Master of the sweeping statement, Cioran is also a tireless delineator of distinctions. For instance, in “The Temptation to Exist,” he urges, “Do not confuse a man who pities himself with a man who is defeated: he still possesses energy enough to protect himself against the dangers which threaten him. Let him complain! That is his way of disguising his vitality. He asserts himself as best he can: his tears often conceal an aggressive intention. . . . On the other hand, mind the man who can no longer pity himself, who rejects his miseries, relegates them outside his nature and outside his voice. Having renounced the resources of lamentation and derision, he ceases to communicate with his life which he turns into an object.”
“Anathemas and Admirations” braids two books--one composed solely of aphorisms, and the other a book of literary essays and portraits. It is written with “an appetite and genius for provocation,” which happen to be the words Cioran uses to launch himself into a long analysis of the work of Joseph de Maistre, the great French reactionary. There are also masterful essays on, among others, Paul Valery, Samuel Beckett, Benjamin Fondane, Otto Weininger and, topping all of these, is possibly one of the greatest and most provocative essays ever written about an American author--F. Scott Fitzgerald.

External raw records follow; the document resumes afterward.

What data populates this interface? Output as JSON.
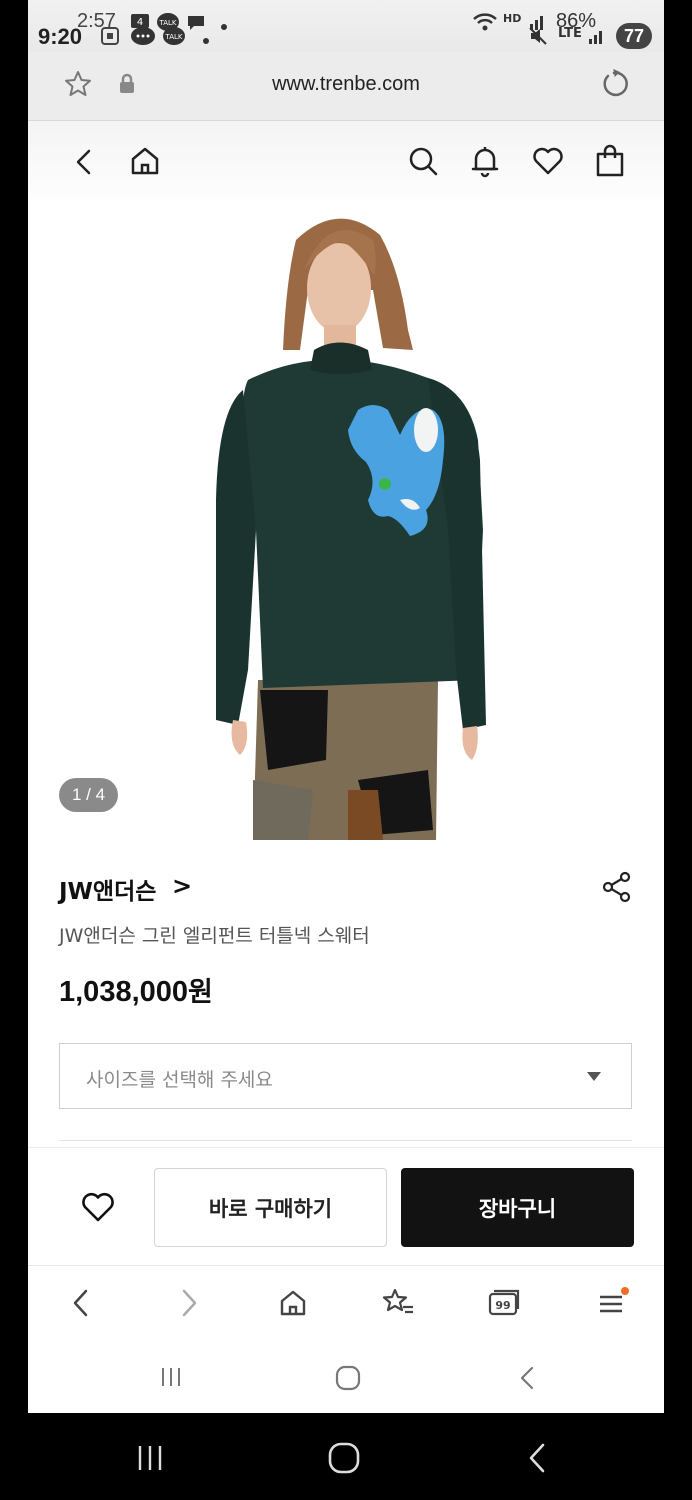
{
  "status_bar": {
    "time": "9:20",
    "time_overlay": "2:57",
    "battery": "86%",
    "notification_count": "77",
    "network": "HD",
    "lte": "LTE"
  },
  "url_bar": {
    "url": "www.trenbe.com"
  },
  "product": {
    "image_counter": "1 / 4",
    "brand": "JW앤더슨",
    "brand_chevron": ">",
    "name": "JW앤더슨 그린 엘리펀트 터틀넥 스웨터",
    "price": "1,038,000",
    "price_unit": "원",
    "size_placeholder": "사이즈를 선택해 주세요"
  },
  "actions": {
    "buy_now": "바로 구매하기",
    "add_to_cart": "장바구니"
  },
  "browser_nav": {
    "tabs_count": "99"
  },
  "colors": {
    "cart_button": "#121212",
    "sweater": "#1f3a34",
    "elephant": "#4aa3e0",
    "notification_dot": "#f26d21"
  }
}
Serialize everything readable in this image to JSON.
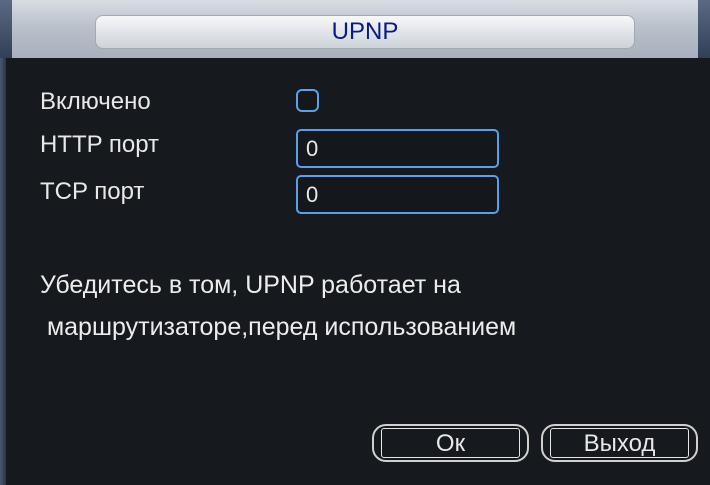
{
  "window": {
    "title": "UPNP"
  },
  "form": {
    "enabled_label": "Включено",
    "enabled_checked": false,
    "http_port_label": "HTTP порт",
    "http_port_value": "0",
    "tcp_port_label": "TCP порт",
    "tcp_port_value": "0"
  },
  "message": {
    "line1": "Убедитесь в том, UPNP работает на",
    "line2": " маршрутизаторе,перед использованием"
  },
  "buttons": {
    "ok_label": "Ок",
    "exit_label": "Выход"
  },
  "colors": {
    "title_text": "#0a1a8c",
    "field_border": "#5a9fe8",
    "background": "#161a1e"
  }
}
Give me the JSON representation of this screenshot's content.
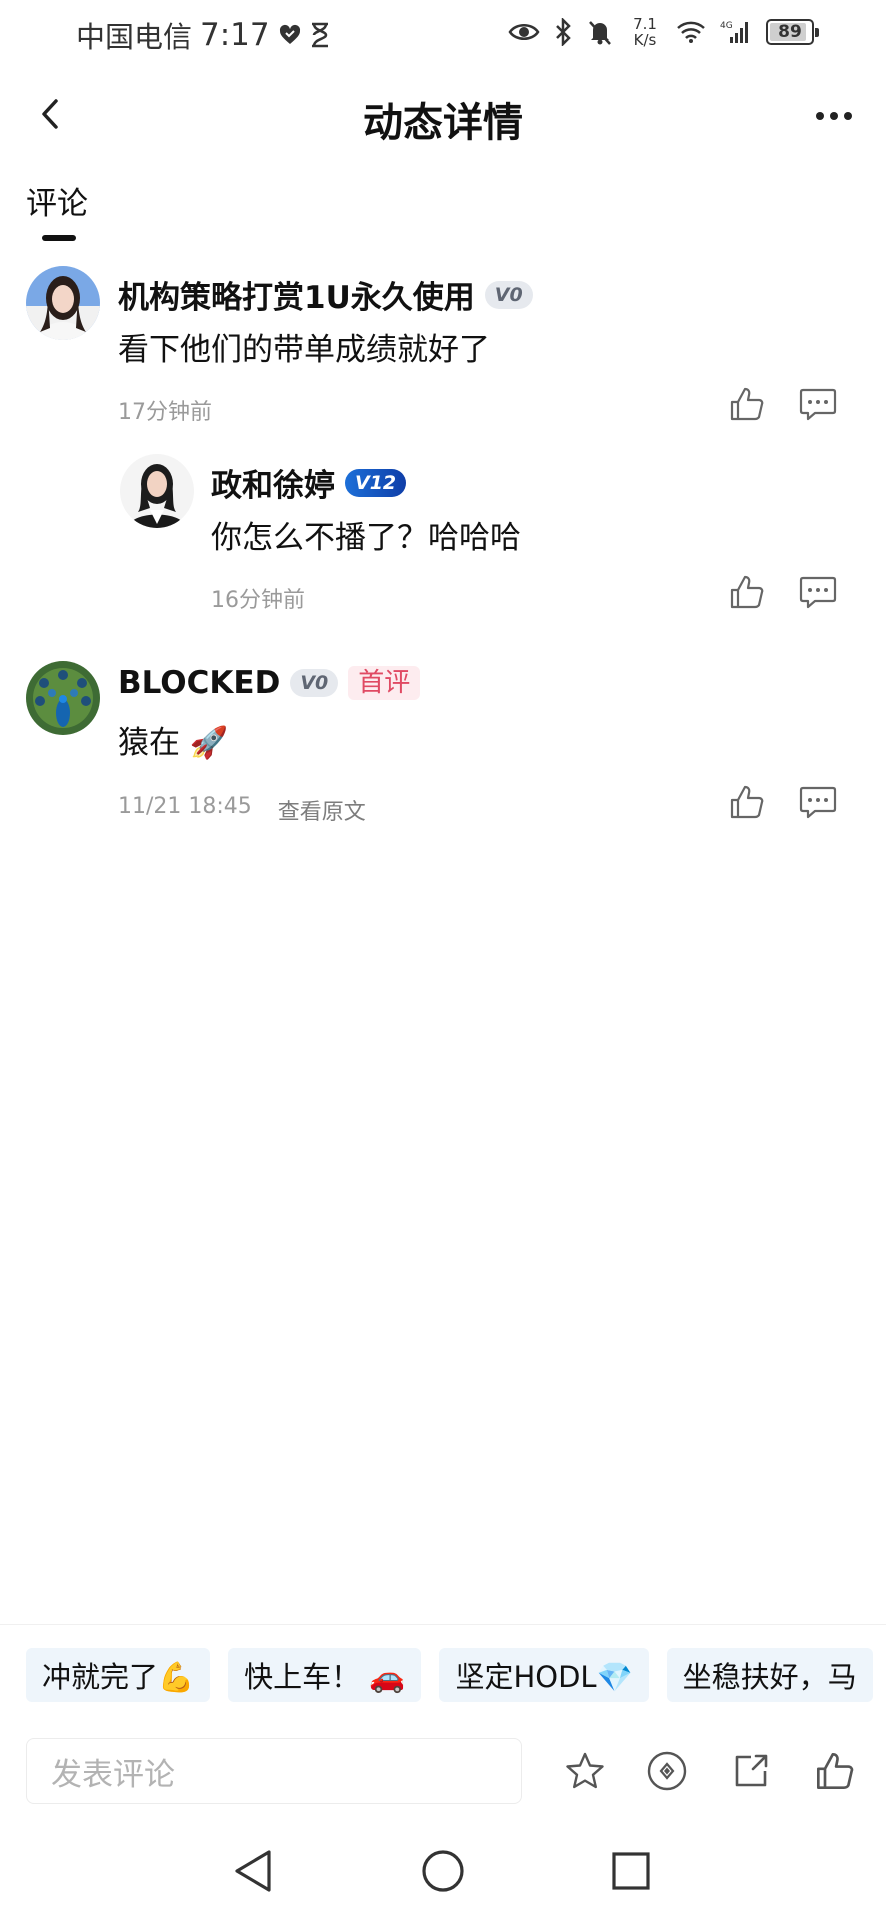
{
  "status_bar": {
    "carrier": "中国电信",
    "time": "7:17",
    "net_speed_value": "7.1",
    "net_speed_unit": "K/s",
    "battery_level": "89",
    "battery_fraction": 0.89
  },
  "header": {
    "title": "动态详情"
  },
  "tabs": {
    "comments": "评论"
  },
  "comments": [
    {
      "username": "机构策略打赏1U永久使用",
      "badge": "V0",
      "text": "看下他们的带单成绩就好了",
      "time": "17分钟前",
      "avatar": "woman-portrait-avatar"
    },
    {
      "username": "政和徐婷",
      "badge": "V12",
      "text": "你怎么不播了？哈哈哈",
      "time": "16分钟前",
      "avatar": "woman-suit-avatar"
    },
    {
      "username": "BLOCKED",
      "badge": "V0",
      "first_tag": "首评",
      "text": "猿在 🚀",
      "time": "11/21 18:45",
      "view_original": "查看原文",
      "avatar": "peacock-avatar"
    }
  ],
  "quick_replies": [
    "冲就完了💪",
    "快上车！ 🚗",
    "坚定HODL💎",
    "坐稳扶好，马"
  ],
  "bottom_bar": {
    "input_placeholder": "发表评论"
  },
  "colors": {
    "accent_red": "#e04a63",
    "badge_blue": "#1d6fd8",
    "quick_chip_bg": "#eef5fb"
  }
}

Finally, how to find, after all is said and done, an adequate description for Cioran, who received a traditional (of course) funeral service at the Romanian Orthodox church in Paris and was buried in Montparnasse Cemetery just over from Baudelaire, Beckett and Cortazar? Maybe in this, from his own description of the Desert Fathers from “The Temptation to Exist”:
“The hermits of the first centuries of Christianity will serve us again as an example. . . . They were warriors in whose state of tension, whose relentless struggles against themselves we can scarcely imagine. There were some who recited up to 700 prayers a day; they kept track by dropping a pebble after each one. . . . A mad arithmetic which made me admire them all the more for their matchless pride. They were not weaklings, these obsessed saints at grips with the dearest of all their possessions: their temptations. . . . Their descriptions of ‘desire’ display such violence of tone that they scrape our senses raw and give us shudders no libertine author succeeds in inspiring. They were ingenious at glorifying ‘the flesh’ in reverse. If it fascinated them to such a degree, what merit in having fought against its attractions! They were titans, more frenzied, more perverse than those of mythology, for the latter would never have been able, in their simplicity of mind to conceive, for the accumulation of energy, all the advantages of self-loathing.”
What engaged amusement--and admiration--Cioran has for these zealots. Perhaps it stems from a sense of kinship. He too lived at life’s extreme margin, brandishing a unique vision of the world. (It is a vision that is, thankfully, still in print because of the heroic efforts of Howard and Ilinca Zarifopol-Johnston.) According to Cioran, only three steps are necessary to free a person from the world of appearances: “Reading, conversation, leisure suffice.” Given the busyness of all life today, one can see the sheer Utopian scope of such a program.